More than 6,500 multiunit apartments and condominiums in Colorado have adopted policies restricting smoking in all units, common areas, balconies, patios, and entrances. Many of these also prohibit smoking on the entire grounds.

Visit mysmokefreehousing.com for the most up-to-date list.

 

The Colorado Clean Indoor Air Act was updated in 2019.  It allows housing providers to make any part of their property non-smoking in section 25-14-206 (1) and prohibits smoking in all indoor common areas in section 25-14-204 (p & u). The law also covers vaping and marijuana smoking.

 

25-14-206. Optional prohibitions. (1) The owner or manager of any place not specifically listed in section 25-14-204, including a place otherwise exempted under section 25-14-205, may post signs prohibiting smoking or providing smoking and nonsmoking areas.
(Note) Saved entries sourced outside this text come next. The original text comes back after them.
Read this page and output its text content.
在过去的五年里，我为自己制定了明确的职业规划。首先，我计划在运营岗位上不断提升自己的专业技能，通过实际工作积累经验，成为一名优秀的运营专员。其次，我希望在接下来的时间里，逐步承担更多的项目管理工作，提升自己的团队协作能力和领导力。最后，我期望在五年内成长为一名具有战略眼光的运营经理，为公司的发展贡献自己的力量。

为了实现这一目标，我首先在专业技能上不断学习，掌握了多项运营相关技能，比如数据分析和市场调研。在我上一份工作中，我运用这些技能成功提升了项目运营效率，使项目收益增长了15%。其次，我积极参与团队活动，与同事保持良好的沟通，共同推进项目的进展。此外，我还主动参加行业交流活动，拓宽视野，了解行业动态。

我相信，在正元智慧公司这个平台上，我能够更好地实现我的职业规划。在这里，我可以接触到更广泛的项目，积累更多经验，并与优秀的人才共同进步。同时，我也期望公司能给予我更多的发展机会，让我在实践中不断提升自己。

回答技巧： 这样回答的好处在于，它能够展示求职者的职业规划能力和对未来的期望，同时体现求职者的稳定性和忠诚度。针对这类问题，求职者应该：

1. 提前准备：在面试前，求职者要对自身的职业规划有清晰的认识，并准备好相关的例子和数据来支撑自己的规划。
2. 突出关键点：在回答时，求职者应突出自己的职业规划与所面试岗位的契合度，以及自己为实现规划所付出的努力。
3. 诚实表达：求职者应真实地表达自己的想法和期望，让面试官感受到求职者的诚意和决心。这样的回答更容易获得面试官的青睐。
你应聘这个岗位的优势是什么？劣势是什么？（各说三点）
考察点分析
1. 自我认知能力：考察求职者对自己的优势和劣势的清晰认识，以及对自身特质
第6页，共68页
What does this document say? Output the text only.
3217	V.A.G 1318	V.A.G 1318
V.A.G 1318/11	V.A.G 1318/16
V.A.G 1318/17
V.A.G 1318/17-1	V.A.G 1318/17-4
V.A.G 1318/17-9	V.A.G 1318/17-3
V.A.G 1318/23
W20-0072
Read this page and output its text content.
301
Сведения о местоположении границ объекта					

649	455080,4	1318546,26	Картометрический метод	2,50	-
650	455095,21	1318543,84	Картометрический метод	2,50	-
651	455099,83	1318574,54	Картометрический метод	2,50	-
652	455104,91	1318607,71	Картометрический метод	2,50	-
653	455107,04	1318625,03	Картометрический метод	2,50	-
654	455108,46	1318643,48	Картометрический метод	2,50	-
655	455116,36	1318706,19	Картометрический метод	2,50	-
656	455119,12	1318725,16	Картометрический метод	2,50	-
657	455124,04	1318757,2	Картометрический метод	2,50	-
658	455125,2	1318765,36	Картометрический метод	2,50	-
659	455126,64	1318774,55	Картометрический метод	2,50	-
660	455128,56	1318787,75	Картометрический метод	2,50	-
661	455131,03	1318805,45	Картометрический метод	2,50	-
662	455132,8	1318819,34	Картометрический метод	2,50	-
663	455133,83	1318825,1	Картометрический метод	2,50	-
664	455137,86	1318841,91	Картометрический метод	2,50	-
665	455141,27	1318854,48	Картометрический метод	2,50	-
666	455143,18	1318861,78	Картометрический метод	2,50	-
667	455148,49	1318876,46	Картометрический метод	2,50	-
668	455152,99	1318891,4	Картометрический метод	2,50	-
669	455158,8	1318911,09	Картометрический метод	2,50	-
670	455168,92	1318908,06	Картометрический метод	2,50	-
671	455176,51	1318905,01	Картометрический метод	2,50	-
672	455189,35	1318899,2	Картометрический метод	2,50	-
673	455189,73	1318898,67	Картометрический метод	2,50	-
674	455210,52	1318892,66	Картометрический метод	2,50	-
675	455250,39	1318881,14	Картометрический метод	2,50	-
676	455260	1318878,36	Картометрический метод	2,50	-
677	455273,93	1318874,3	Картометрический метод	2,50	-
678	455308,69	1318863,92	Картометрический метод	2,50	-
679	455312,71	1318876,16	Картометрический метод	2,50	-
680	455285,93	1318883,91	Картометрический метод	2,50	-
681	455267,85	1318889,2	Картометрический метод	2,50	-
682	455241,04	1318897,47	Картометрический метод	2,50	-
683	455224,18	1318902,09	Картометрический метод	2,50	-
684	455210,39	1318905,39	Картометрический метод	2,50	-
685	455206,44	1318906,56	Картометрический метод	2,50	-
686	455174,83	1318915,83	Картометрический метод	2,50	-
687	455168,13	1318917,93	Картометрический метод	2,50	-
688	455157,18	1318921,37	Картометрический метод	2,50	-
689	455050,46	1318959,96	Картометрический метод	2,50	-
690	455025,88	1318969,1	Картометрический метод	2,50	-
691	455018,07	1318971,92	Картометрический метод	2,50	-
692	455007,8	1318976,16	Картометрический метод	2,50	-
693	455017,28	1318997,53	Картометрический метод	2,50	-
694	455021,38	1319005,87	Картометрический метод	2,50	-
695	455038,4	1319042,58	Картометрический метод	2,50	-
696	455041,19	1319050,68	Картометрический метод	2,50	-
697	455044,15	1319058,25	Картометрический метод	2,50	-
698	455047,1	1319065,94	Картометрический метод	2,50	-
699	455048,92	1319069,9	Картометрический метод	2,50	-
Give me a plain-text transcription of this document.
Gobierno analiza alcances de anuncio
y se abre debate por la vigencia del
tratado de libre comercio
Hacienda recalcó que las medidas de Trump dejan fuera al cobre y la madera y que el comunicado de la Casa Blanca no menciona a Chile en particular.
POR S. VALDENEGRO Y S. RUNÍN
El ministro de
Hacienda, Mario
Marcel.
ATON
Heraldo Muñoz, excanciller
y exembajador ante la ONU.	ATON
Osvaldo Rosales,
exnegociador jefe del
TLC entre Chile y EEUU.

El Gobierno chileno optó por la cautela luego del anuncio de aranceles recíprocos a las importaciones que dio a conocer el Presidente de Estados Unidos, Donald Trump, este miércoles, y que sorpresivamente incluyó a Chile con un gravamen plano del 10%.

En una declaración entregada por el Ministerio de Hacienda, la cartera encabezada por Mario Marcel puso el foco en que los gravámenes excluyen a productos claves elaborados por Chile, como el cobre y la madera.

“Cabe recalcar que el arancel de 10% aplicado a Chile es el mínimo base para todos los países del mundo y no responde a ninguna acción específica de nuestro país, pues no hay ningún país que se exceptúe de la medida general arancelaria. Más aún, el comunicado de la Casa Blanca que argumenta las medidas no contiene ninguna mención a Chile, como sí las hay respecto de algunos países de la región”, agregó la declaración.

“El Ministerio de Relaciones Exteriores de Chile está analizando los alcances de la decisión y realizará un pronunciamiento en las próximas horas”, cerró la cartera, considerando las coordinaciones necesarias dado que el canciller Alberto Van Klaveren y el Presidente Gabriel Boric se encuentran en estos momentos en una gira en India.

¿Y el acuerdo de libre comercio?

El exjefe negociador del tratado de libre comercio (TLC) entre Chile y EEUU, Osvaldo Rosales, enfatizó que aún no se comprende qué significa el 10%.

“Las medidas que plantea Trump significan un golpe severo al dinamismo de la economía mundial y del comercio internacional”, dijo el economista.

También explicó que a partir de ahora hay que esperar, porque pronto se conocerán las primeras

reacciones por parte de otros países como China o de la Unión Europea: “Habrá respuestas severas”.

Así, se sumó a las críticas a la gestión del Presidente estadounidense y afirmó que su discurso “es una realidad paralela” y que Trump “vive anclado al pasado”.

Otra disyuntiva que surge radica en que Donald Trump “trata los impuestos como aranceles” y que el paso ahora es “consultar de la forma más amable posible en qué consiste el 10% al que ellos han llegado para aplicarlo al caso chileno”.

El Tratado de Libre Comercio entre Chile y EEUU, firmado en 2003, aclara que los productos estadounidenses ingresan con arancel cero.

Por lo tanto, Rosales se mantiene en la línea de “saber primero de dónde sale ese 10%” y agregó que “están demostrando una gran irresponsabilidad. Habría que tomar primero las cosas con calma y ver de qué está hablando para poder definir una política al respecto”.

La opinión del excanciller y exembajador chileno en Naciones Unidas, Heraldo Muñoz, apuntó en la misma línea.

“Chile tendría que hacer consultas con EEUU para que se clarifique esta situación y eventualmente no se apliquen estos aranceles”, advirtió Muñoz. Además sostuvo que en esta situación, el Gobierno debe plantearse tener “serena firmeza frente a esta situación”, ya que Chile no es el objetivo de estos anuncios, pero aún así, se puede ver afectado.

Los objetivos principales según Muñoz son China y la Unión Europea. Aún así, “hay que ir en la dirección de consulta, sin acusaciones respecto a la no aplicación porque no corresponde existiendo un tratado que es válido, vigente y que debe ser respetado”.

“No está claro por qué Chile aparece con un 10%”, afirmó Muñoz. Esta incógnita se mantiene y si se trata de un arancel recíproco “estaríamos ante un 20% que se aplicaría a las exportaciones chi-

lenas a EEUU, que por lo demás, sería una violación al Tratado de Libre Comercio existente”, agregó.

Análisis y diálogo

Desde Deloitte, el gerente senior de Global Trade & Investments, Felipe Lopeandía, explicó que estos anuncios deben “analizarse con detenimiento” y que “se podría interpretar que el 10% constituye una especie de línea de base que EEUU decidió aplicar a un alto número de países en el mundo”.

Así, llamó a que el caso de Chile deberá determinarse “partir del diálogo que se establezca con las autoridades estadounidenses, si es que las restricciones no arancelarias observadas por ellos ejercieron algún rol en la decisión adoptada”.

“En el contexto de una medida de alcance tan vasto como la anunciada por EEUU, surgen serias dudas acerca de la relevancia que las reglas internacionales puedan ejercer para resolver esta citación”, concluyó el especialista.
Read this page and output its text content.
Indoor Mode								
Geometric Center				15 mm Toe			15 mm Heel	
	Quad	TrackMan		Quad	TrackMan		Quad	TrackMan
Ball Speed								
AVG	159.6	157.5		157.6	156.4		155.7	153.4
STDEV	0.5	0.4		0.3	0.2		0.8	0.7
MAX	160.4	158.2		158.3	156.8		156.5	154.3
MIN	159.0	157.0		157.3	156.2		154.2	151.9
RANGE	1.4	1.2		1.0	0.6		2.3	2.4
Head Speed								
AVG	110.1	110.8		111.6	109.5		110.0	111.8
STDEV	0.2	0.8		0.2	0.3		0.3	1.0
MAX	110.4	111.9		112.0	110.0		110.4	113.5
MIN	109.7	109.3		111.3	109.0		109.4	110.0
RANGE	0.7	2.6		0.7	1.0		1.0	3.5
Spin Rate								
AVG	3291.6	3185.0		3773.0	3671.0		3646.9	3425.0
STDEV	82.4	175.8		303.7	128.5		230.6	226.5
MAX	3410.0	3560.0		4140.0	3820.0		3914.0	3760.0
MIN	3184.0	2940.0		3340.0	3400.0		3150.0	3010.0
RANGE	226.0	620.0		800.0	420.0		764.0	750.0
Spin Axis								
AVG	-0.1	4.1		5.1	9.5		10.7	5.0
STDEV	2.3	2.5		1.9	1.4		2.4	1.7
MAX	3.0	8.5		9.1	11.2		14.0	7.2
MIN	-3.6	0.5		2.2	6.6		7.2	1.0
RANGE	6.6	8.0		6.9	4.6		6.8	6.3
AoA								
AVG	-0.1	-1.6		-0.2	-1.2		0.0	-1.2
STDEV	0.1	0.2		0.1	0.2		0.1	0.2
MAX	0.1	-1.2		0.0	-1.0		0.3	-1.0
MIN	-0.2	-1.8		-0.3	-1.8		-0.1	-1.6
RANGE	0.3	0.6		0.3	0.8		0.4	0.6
Such posting shall have the effect of including such place or the designated nonsmoking portion thereof, in the places where smoking is prohibited or restricted pursuant to this part 2.

 

HUD requires housing authorities with public housing to have a smoke-free policy and encourages the implementation of no-smoking policies in other HUD-subsidized housing.

 

Condominiums and HOA rules may require a vote of the majority of the owners and/or Board approval to institute a no-smoking policy for anything other than common areas.

 

Policies that restrict or prohibit smoking in apartments or condominiums units are similar to policies that restrict pets, noises, odors, and other nuisances.

 

Is There a Constitutional Right to Smoke?

 

According to the Tobacco Control Legal Consortium

 

There is no right to smoke according to the U.S Constitution and no court has ever found that people who smoke are a protected class.

 

The “right to privacy” in the U.S. Constitution includes only marriage, contraception, family relationships, and the rearing and educating of children.

 

While certain groups of people — such as groups based on race, national origin and gender —receive greater protection against discriminatory acts under the U.S. Constitution than do other groups of people, people who smoke have never been identified as a protected class.

 

No-smoking policies are not discriminatory because smoking is a behavior, not a condition of birth and can be overcome or stopped.

 

 

This fact sheet is provided as a public service and is not intended as legal advice.